Use Case Conclusions and Summary

The FMS was a mandatory-use system employed within the workplace for a decade prior to the commencement of this study. As such, I hypothesized that some statistical difference would be apparent in the data between the benchmark and the users’ transition to the upgraded version.

This proved not to be the case. The SAI global evaluation of user assessment remained relatively stable at the established benchmark. However, the theorized rise and fall sequence of user acceptance during the upgrade was observed: The predicted movement of the waveform around the usability engineering criteria, in particular Usefulness and Functionality, was apparent. For the upgrade to successfully leverage existing user practice (i.e., intuitive use), I hypothesized a little movement of the traces around the use-community criteria, and some movement was observed. The users’ assessments of training and background knowledge (Support_Use-Practice) were higher after the mentor-based training, underscoring the need for context-specific training. The assessment of the Hardware declined because of the inherent Web technology issues of reduced server and network performances.

The expected fall in usability engineering criteria between Stages 1 and 2 was observed.

The largest variation was for the criteria Usefulness and Functionality. The Stage 3 evaluation of Usefulness was higher than for Stage 2. This movement of the reflective assessment criterion Usefulness with confirming feedback from the focus groups was taken to indicate that the survey participants were comfortable with the new system but that new use norms were not established after 3 months use. This assessment was part of the rationale for the intervention.

Usefulness and Functionality were both evaluated lower in Stage 4 than in Stage 1. This result was anticipated because the focus groups were concerned with the limited gap and requirements analyses prior to the commencement of the upgrade project, as well as the number of work-arounds the users implemented. In addition, the user feedback confirmed that the training provided the financial background and use-practice that allowed for a more informed judgment of the overall usefulness and functionality of the system. Based on this assessment, the usefulness of the system within the constraints of the available functionality was improved by training the users in activities specific to their work. The training allowed them to consciously produce output tailored to meet their business process requirements as purposeful actions.

At the emotional level, the use-sensitive training and background knowledge facilitated optimization and confidence, and this was reflected in the high level of system approval at Stage 4. Statements presented at the stakeholders’ meetings and comments solicited at the final system assessment by the focus groups supported these interpretations of the participants’ responses in the final survey. This agreement was taken as additional endorsement of the validity of the theoretical model in which system acceptance was characterized, but not defined, by usefulness.

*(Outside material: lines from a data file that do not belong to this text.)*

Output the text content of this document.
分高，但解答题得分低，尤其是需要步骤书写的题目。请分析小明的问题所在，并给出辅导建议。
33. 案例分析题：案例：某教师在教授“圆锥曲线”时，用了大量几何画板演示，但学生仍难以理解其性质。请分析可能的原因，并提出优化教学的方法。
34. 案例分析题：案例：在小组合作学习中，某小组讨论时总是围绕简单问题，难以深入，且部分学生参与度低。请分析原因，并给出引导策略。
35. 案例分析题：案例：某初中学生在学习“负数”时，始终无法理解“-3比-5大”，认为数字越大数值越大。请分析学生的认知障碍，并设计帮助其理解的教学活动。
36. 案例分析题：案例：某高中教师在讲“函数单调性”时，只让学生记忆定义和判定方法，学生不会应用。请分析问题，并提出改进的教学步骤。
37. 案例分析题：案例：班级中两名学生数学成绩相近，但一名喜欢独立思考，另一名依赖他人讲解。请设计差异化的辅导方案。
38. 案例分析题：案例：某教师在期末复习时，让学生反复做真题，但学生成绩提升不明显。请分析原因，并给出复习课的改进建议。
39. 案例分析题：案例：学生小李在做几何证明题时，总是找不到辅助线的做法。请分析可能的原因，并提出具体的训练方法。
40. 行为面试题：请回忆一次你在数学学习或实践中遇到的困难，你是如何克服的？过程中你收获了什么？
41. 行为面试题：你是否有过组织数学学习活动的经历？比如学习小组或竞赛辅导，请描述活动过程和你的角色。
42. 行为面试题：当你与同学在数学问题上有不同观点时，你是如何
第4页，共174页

The précis of the case study of a system upgrade illustrates how the survey can elicit and monitor the UX across the stages of an upgrade. The UX can be expressed in terms of

immediate use by the usability engineering criteria and the leverage of prior knowledge to make the use intuitive by the use-community criteria. User concerns can be identified at a high conceptual level and investigated in detail to resolve issues. This is the strength of the SAI survey; it is strongly associated with the HCI design concepts that are assessed by the users in their response to the survey questions. The interpretation of the user response, based on previous UX, is intrinsic in the survey analysis methodology.

THE DEVELOPMENT OF THE SURVEY

The previous section was to present the usefulness of a specific type of survey in the context of resolving real-world business related issues. The strength of the SAI is twofold: (a) The criteria were developed from the application of grounded theory analysis (Dick, 2005; Glaser, 1994, 1998) of user-feedback obtained from interviews and surveys, and (b) The theoretical HCI rationale, developed to explain the emergent construct, provides the means to interpret the users’ responses in concepts useful for system analysis and design. The following discussion will provide a brief overview of how this was accomplished.

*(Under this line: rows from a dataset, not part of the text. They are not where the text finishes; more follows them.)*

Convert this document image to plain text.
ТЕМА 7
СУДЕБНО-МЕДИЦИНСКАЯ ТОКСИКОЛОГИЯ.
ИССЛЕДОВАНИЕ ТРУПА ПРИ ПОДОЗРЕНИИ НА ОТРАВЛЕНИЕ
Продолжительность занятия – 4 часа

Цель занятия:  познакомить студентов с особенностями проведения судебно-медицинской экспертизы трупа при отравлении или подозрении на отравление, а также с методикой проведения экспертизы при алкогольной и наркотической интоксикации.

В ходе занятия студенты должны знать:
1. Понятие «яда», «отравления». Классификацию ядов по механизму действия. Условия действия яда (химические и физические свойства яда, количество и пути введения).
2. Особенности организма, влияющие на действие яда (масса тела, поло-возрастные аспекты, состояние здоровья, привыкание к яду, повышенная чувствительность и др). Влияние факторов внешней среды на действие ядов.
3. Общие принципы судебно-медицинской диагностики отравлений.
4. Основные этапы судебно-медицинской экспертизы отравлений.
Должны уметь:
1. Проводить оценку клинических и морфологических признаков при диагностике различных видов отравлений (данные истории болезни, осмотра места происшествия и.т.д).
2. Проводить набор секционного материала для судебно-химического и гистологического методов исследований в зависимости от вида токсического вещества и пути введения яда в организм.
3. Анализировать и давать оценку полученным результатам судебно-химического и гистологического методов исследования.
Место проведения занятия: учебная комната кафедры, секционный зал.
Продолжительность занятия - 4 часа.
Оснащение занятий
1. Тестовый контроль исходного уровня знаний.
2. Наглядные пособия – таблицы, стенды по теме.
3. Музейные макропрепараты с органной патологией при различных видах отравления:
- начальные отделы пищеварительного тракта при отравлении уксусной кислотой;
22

The Survey Development Process

Systems analysts are required to talk to computer users about their computing problems and needs. Initially, it was difficult for me to rationalize and categorize these problems and needs because of the varied descriptions of the issues provided by the users. The process of understanding the users’ interpretations of the issues they perceived, as well as categorizing them, led to the realization that a number of problem descriptions reflected the descriptions of issues I had read about in text books and research papers. The users were at times using HCI terminology but with an interpretation of the terms different from that formally used in the field. Consequently, it was necessary to learn to interpret their unique use of HCI concepts and terminology to fully understand the nature of their problems.

Systematic note taking was initiated, followed by a process of coding these notes as references to use again for consistent analysis results. A review of current HCI publications facilitated the coding. These books and papers documented the models, theories, and frameworks for HCI analysis and design. Concepts from a number of HCI paradigms could be applied to specific issues in the users’ descriptions of their problems, as well as their requirements for system development. In addition, this review indicated that it might be possible to use the HCI concepts to develop a structured theoretical rationale, using the notes and coding system for analysis to support any recommendations made.

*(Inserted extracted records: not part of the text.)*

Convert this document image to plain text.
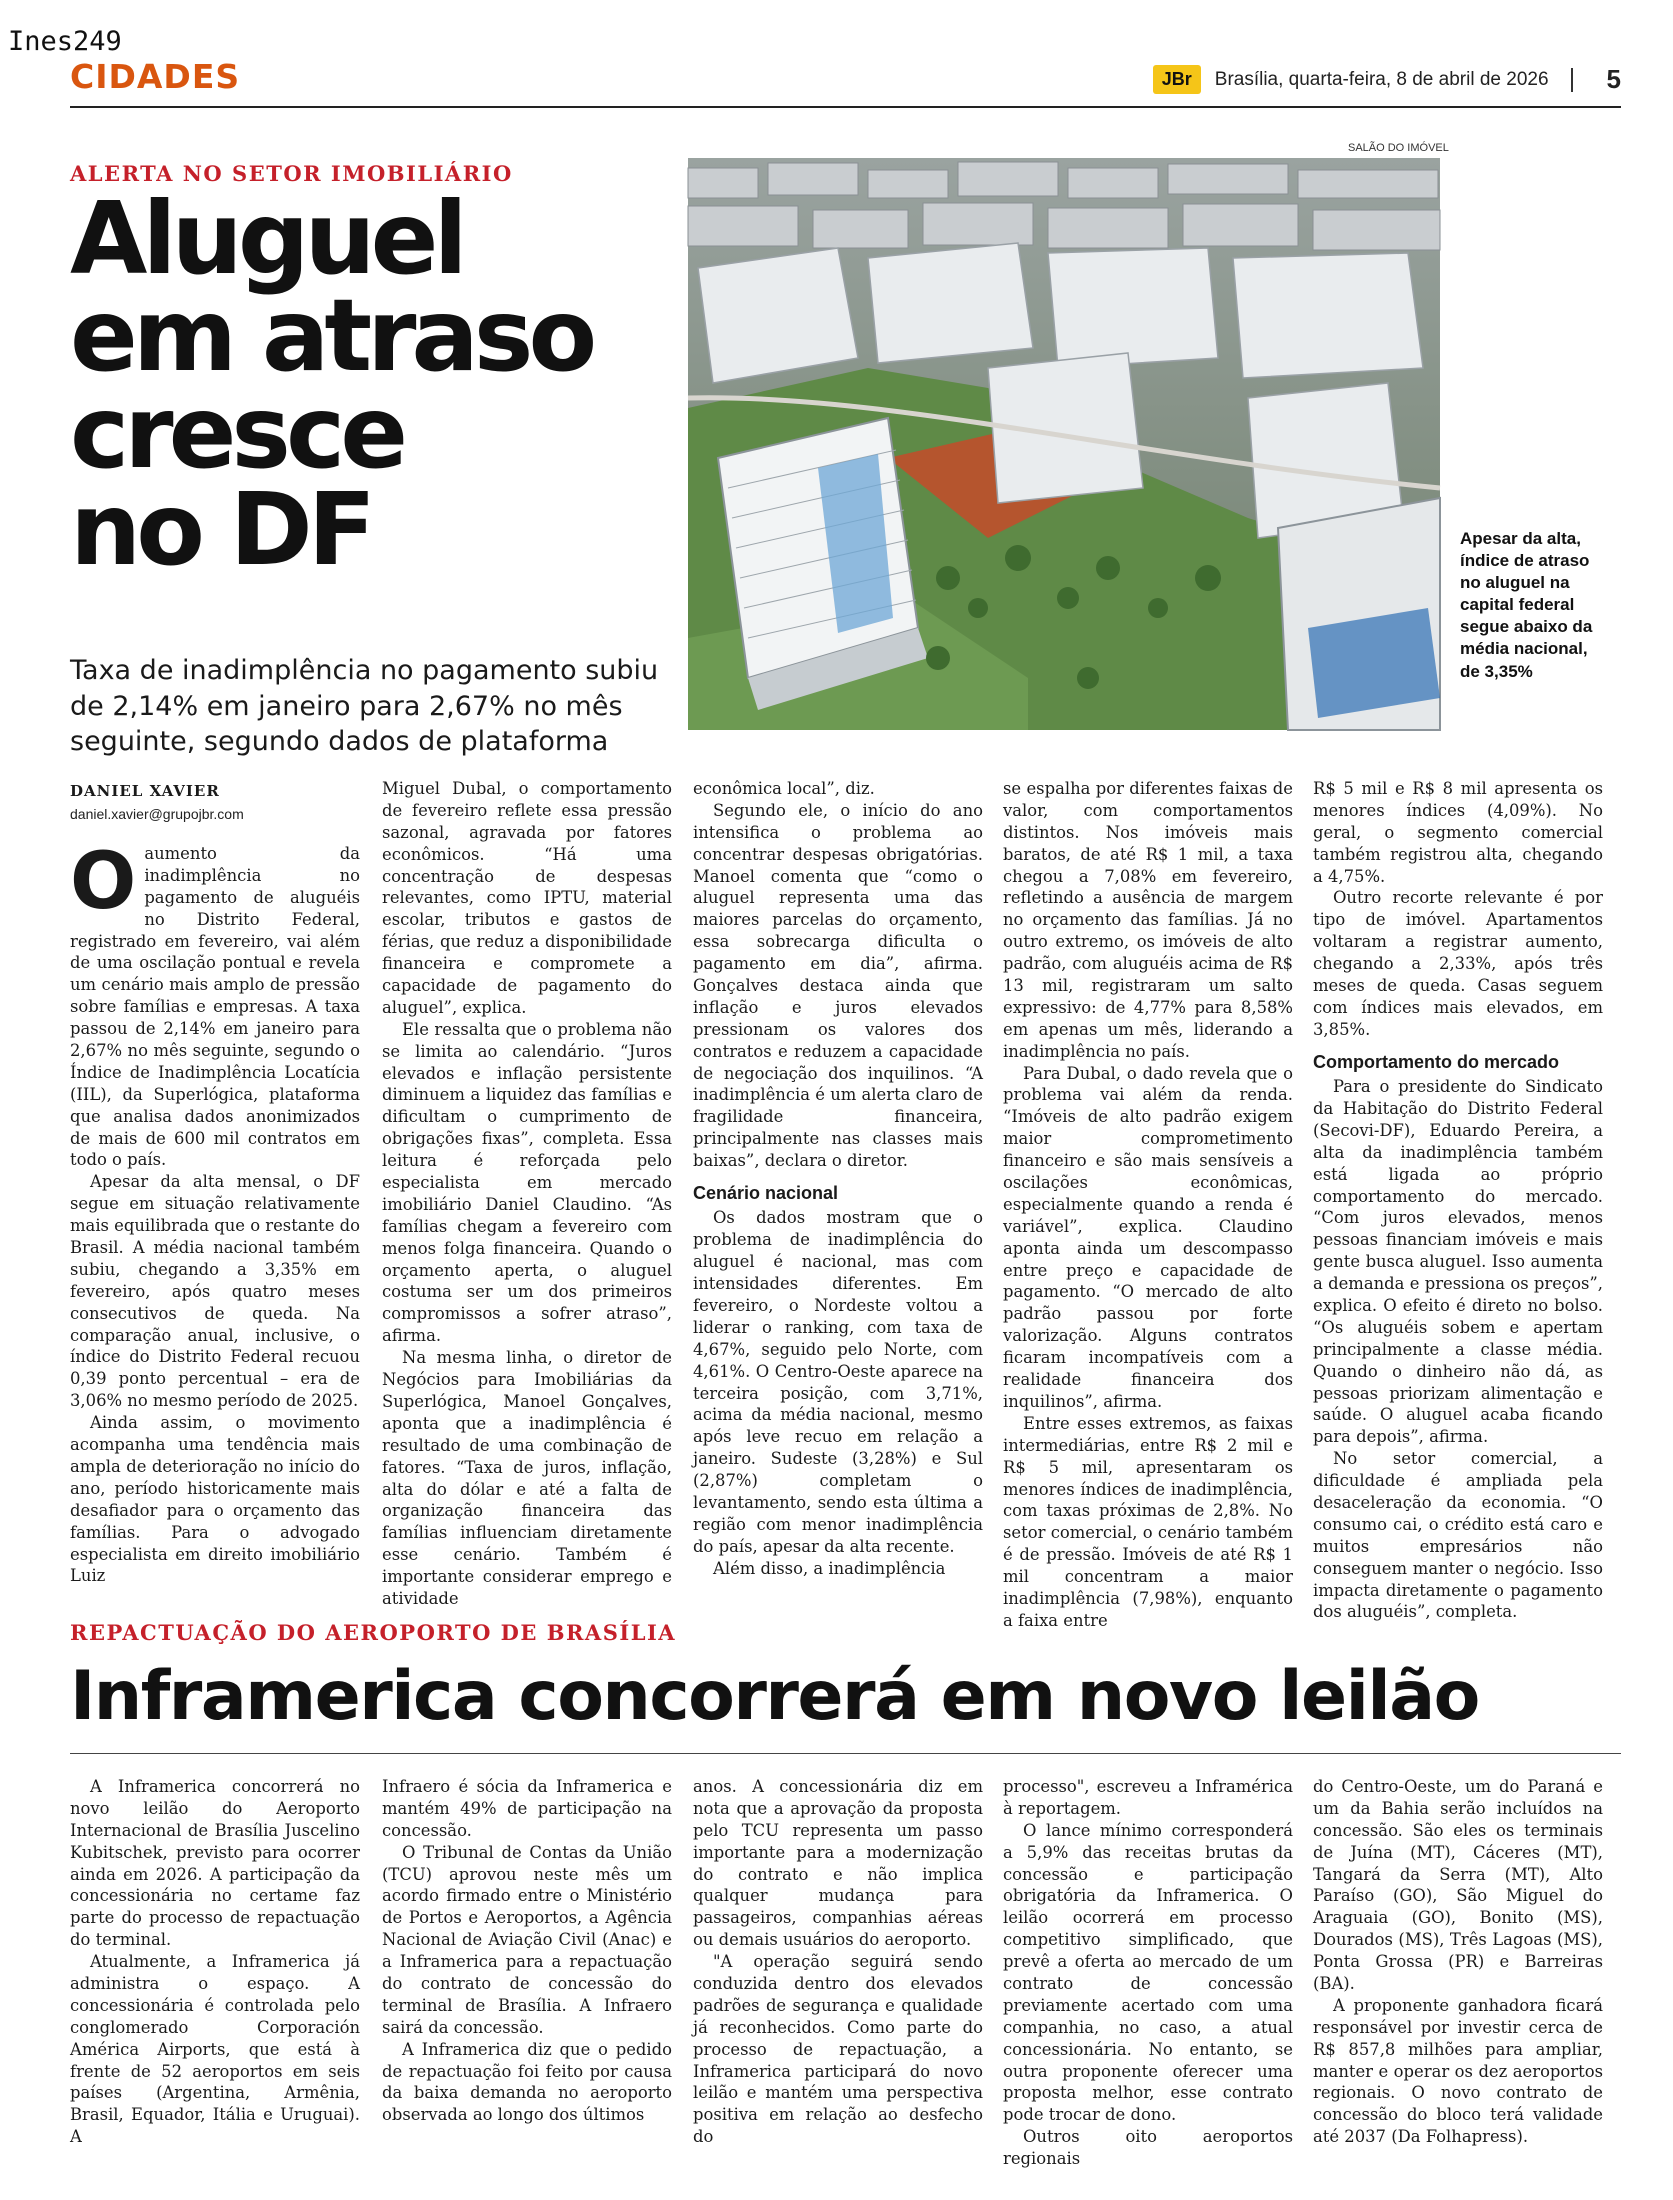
Ines249
CIDADES	JBr	Brasília, quarta-feira, 8 de abril de 2026 5
ALERTA NO SETOR IMOBILIÁRIO
Aluguel
em atraso
cresce
no DF
Taxa de inadimplência no pagamento subiu de 2,14% em janeiro para 2,67% no mês seguinte, segundo dados de plataforma
SALÃO DO IMÓVEL
Apesar da alta, índice de atraso no aluguel na capital federal segue abaixo da média nacional, de 3,35%
DANIEL XAVIER
daniel.xavier@grupojbr.com

Oaumento da inadimplência no pagamento de aluguéis no Distrito Federal, registrado em fevereiro, vai além de uma oscilação pontual e revela um cenário mais amplo de pressão sobre famílias e empresas. A taxa passou de 2,14% em janeiro para 2,67% no mês seguinte, segundo o Índice de Inadimplência Locatícia (IIL), da Superlógica, plataforma que analisa dados anonimizados de mais de 600 mil contratos em todo o país.

Apesar da alta mensal, o DF segue em situação relativamente mais equilibrada que o restante do Brasil. A média nacional também subiu, chegando a 3,35% em fevereiro, após quatro meses consecutivos de queda. Na comparação anual, inclusive, o índice do Distrito Federal recuou 0,39 ponto percentual – era de 3,06% no mesmo período de 2025.

Ainda assim, o movimento acompanha uma tendência mais ampla de deterioração no início do ano, período historicamente mais desafiador para o orçamento das famílias. Para o advogado especialista em direito imobiliário Luiz

Miguel Dubal, o comportamento de fevereiro reflete essa pressão sazonal, agravada por fatores econômicos. “Há uma concentração de despesas relevantes, como IPTU, material escolar, tributos e gastos de férias, que reduz a disponibilidade financeira e compromete a capacidade de pagamento do aluguel”, explica.

Ele ressalta que o problema não se limita ao calendário. “Juros elevados e inflação persistente diminuem a liquidez das famílias e dificultam o cumprimento de obrigações fixas”, completa. Essa leitura é reforçada pelo especialista em mercado imobiliário Daniel Claudino. “As famílias chegam a fevereiro com menos folga financeira. Quando o orçamento aperta, o aluguel costuma ser um dos primeiros compromissos a sofrer atraso”, afirma.

Na mesma linha, o diretor de Negócios para Imobiliárias da Superlógica, Manoel Gonçalves, aponta que a inadimplência é resultado de uma combinação de fatores. “Taxa de juros, inflação, alta do dólar e até a falta de organização financeira das famílias influenciam diretamente esse cenário. Também é importante considerar emprego e atividade

econômica local”, diz.

Segundo ele, o início do ano intensifica o problema ao concentrar despesas obrigatórias. Manoel comenta que “como o aluguel representa uma das maiores parcelas do orçamento, essa sobrecarga dificulta o pagamento em dia”, afirma. Gonçalves destaca ainda que inflação e juros elevados pressionam os valores dos contratos e reduzem a capacidade de negociação dos inquilinos. “A inadimplência é um alerta claro de fragilidade financeira, principalmente nas classes mais baixas”, declara o diretor.

Cenário nacional

Os dados mostram que o problema de inadimplência do aluguel é nacional, mas com intensidades diferentes. Em fevereiro, o Nordeste voltou a liderar o ranking, com taxa de 4,67%, seguido pelo Norte, com 4,61%. O Centro-Oeste aparece na terceira posição, com 3,71%, acima da média nacional, mesmo após leve recuo em relação a janeiro. Sudeste (3,28%) e Sul (2,87%) completam o levantamento, sendo esta última a região com menor inadimplência do país, apesar da alta recente.

Além disso, a inadimplência

se espalha por diferentes faixas de valor, com comportamentos distintos. Nos imóveis mais baratos, de até R$ 1 mil, a taxa chegou a 7,08% em fevereiro, refletindo a ausência de margem no orçamento das famílias. Já no outro extremo, os imóveis de alto padrão, com aluguéis acima de R$ 13 mil, registraram um salto expressivo: de 4,77% para 8,58% em apenas um mês, liderando a inadimplência no país.

Para Dubal, o dado revela que o problema vai além da renda. “Imóveis de alto padrão exigem maior comprometimento financeiro e são mais sensíveis a oscilações econômicas, especialmente quando a renda é variável”, explica. Claudino aponta ainda um descompasso entre preço e capacidade de pagamento. “O mercado de alto padrão passou por forte valorização. Alguns contratos ficaram incompatíveis com a realidade financeira dos inquilinos”, afirma.

Entre esses extremos, as faixas intermediárias, entre R$ 2 mil e R$ 5 mil, apresentaram os menores índices de inadimplência, com taxas próximas de 2,8%. No setor comercial, o cenário também é de pressão. Imóveis de até R$ 1 mil concentram a maior inadimplência (7,98%), enquanto a faixa entre

R$ 5 mil e R$ 8 mil apresenta os menores índices (4,09%). No geral, o segmento comercial também registrou alta, chegando a 4,75%.

Outro recorte relevante é por tipo de imóvel. Apartamentos voltaram a registrar aumento, chegando a 2,33%, após três meses de queda. Casas seguem com índices mais elevados, em 3,85%.

Comportamento do mercado

Para o presidente do Sindicato da Habitação do Distrito Federal (Secovi-DF), Eduardo Pereira, a alta da inadimplência também está ligada ao próprio comportamento do mercado. “Com juros elevados, menos pessoas financiam imóveis e mais gente busca aluguel. Isso aumenta a demanda e pressiona os preços”, explica. O efeito é direto no bolso. “Os aluguéis sobem e apertam principalmente a classe média. Quando o dinheiro não dá, as pessoas priorizam alimentação e saúde. O aluguel acaba ficando para depois”, afirma.

No setor comercial, a dificuldade é ampliada pela desaceleração da economia. “O consumo cai, o crédito está caro e muitos empresários não conseguem manter o negócio. Isso impacta diretamente o pagamento dos aluguéis”, completa.

REPACTUAÇÃO DO AEROPORTO DE BRASÍLIA
Inframerica concorrerá em novo leilão

A Inframerica concorrerá no novo leilão do Aeroporto Internacional de Brasília Juscelino Kubitschek, previsto para ocorrer ainda em 2026. A participação da concessionária no certame faz parte do processo de repactuação do terminal.

Atualmente, a Inframerica já administra o espaço. A concessionária é controlada pelo conglomerado Corporación América Airports, que está à frente de 52 aeroportos em seis países (Argentina, Armênia, Brasil, Equador, Itália e Uruguai). A

Infraero é sócia da Inframerica e mantém 49% de participação na concessão.

O Tribunal de Contas da União (TCU) aprovou neste mês um acordo firmado entre o Ministério de Portos e Aeroportos, a Agência Nacional de Aviação Civil (Anac) e a Inframerica para a repactuação do contrato de concessão do terminal de Brasília. A Infraero sairá da concessão.

A Inframerica diz que o pedido de repactuação foi feito por causa da baixa demanda no aeroporto observada ao longo dos últimos

anos. A concessionária diz em nota que a aprovação da proposta pelo TCU representa um passo importante para a modernização do contrato e não implica qualquer mudança para passageiros, companhias aéreas ou demais usuários do aeroporto.

"A operação seguirá sendo conduzida dentro dos elevados padrões de segurança e qualidade já reconhecidos. Como parte do processo de repactuação, a Inframerica participará do novo leilão e mantém uma perspectiva positiva em relação ao desfecho do

processo", escreveu a Inframérica à reportagem.

O lance mínimo corresponderá a 5,9% das receitas brutas da concessão e participação obrigatória da Inframerica. O leilão ocorrerá em processo competitivo simplificado, que prevê a oferta ao mercado de um contrato de concessão previamente acertado com uma companhia, no caso, a atual concessionária. No entanto, se outra proponente oferecer uma proposta melhor, esse contrato pode trocar de dono.

Outros oito aeroportos regionais

do Centro-Oeste, um do Paraná e um da Bahia serão incluídos na concessão. São eles os terminais de Juína (MT), Cáceres (MT), Tangará da Serra (MT), Alto Paraíso (GO), São Miguel do Araguaia (GO), Bonito (MS), Dourados (MS), Três Lagoas (MS), Ponta Grossa (PR) e Barreiras (BA).

A proponente ganhadora ficará responsável por investir cerca de R$ 857,8 milhões para ampliar, manter e operar os dez aeroportos regionais. O novo contrato de concessão do bloco terá validade até 2037 (Da Folhapress).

Concepts from a number of paradigms were brought together to form the contextual interpretation base. These concepts included but were not limited to activity theory (Bødker, 1991; Nardi, 1996a; Vygotsky, 1978), situated action (Suchman, 1987), distributed cognition (Hutchins, 1995, 2000), usability engineering (Nielsen, 1993), soft systems modeling (Checkland, 1999; Checkland & Holwell, 1998), cognitive systems engineering/cognitive work analysis (Rasmussen, 1994; Vincente, 1999), scientific management (Taylor, 1911), and the unified theory of acceptance and use of technology (Venkatesh et al., 2003). The 12 emergent

concepts were assembled to characterize the users’ descriptions of their computer use experience. These concepts were used as the system acceptance criteria for the SAI.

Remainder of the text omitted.